Managing Drought and Water Scarcity in Vulnerable Environments: Creating a Roadmap for Change in the United States (18–20 September 2006)

Paper No. 4
Presentation Time: 10:30 AM

DECADE-SCALE DROUGHT PREPAREDNESS AND WATER MANAGEMENT IN THE U.S.: ASLEEP AT THE WHEEL OR READY FOR THE BIG ONE?


GARFIN, Gregg, CLIMAS: Climate Assessment for the Southwest, The University of Arizona, Tucson, AZ 85721-0156 and JACOBS, Katharine, Arizona Water Institute, 845 N. Park Avenue, Ste 532, Tucson, AZ 85719, gmgarfin@email.arizona.edu

Drought affects some part of the United States virtually every year. Since 1998 large portions of the western and central United States have experienced severe sustained drought, with major impacts to water supply, rangeland agriculture, and wild land fire.

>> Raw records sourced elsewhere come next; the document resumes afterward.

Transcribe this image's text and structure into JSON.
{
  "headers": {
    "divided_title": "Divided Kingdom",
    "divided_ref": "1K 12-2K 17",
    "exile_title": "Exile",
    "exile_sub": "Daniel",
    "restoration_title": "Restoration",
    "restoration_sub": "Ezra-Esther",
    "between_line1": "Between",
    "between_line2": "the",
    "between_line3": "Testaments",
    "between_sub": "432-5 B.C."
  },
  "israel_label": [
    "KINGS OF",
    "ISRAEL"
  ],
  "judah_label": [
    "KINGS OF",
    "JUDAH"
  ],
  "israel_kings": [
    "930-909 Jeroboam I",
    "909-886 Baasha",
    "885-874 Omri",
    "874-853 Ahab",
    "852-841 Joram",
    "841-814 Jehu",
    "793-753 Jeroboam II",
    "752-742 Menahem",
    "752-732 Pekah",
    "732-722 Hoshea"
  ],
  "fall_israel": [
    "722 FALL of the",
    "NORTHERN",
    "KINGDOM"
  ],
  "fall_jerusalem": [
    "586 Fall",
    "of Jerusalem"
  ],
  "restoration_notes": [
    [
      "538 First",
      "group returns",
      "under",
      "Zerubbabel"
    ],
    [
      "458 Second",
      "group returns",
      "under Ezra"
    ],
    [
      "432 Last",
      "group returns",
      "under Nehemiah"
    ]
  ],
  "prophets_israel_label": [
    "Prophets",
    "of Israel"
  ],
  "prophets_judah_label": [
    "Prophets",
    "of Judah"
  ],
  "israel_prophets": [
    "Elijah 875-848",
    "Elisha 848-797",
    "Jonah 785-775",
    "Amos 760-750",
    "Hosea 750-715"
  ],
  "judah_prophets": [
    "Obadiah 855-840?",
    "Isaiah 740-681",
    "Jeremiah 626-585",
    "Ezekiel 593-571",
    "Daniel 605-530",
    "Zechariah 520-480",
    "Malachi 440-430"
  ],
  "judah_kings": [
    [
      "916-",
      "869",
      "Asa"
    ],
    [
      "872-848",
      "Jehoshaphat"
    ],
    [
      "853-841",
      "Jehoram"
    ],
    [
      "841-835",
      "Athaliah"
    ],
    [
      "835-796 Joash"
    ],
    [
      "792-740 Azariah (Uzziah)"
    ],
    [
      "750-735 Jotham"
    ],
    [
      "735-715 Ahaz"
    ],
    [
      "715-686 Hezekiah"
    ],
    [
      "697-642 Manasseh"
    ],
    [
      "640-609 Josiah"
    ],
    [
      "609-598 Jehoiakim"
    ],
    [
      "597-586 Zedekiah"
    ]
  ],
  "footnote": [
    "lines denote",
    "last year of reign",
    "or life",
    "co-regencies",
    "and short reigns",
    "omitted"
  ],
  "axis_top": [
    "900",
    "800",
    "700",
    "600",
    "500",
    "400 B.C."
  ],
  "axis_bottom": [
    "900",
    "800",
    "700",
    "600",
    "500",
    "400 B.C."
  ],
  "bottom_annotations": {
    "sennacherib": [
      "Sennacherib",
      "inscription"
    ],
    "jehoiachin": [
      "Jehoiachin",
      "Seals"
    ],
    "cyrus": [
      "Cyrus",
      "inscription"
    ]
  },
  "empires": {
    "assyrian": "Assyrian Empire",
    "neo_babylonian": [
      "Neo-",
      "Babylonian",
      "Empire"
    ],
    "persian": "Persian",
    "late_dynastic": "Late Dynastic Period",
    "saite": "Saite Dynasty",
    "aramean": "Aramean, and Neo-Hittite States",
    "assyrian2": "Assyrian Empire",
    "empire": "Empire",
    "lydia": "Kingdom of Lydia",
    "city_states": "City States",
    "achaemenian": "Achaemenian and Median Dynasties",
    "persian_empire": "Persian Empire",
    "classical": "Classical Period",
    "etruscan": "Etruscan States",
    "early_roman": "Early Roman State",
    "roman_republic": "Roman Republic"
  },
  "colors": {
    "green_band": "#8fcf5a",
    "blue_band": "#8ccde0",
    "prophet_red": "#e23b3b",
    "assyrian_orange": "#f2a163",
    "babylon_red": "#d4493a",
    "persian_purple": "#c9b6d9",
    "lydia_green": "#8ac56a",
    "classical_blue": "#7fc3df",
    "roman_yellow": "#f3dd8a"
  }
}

Major western rivers like the Colorado and Rio Grande experienced their lowest flows in the instrumental record, and managers were challenged to respond to a variety of challenges, such as ESA issues, irrigation allocation cutbacks, and dwindling municipal water supplies. Because the United States does not have a national drought plan, many states developed drought plans during this period, and thus were in a reactive management mode. Even states like Colorado, with the oldest state drought plan, were caught off guard by the severity of the drought and its impact on water supplies. The realities of these severe conditions prompted Colorado and New Mexico, among other states, to rewrite drought plans. Some of the difficulty in planning for drought comes from the long onset, differential impacts, and difficulty determining when it's over. Exposure and sensitivity to climate impacts varies across sectors and social strata, and drought exacerbates preexisting social, economic, and environmental conditions. Thus unresolved water rights issues, land management practices emphasizing short time-scales, and short-sighted economic policies, left many states particularly vulnerable to drought and ill-prepared to respond in a timely fashion. Perception also plays a part in drought preparedness, as was evidenced during the wet 2004-05 winter in the Southwest, when some decision makers put drought on the policy back burner, ignoring the historical tendency for multi-decade drought. To the degree that such issues remain unresolved, states will remain vulnerable, especially to multiyear and multi-decade drought. However, the severe impacts of drought provide fertile ground for change. This presentation assesses the policy implications of decade-length drought in the U.S., and examines changes in the drought vulnerability and preparedness.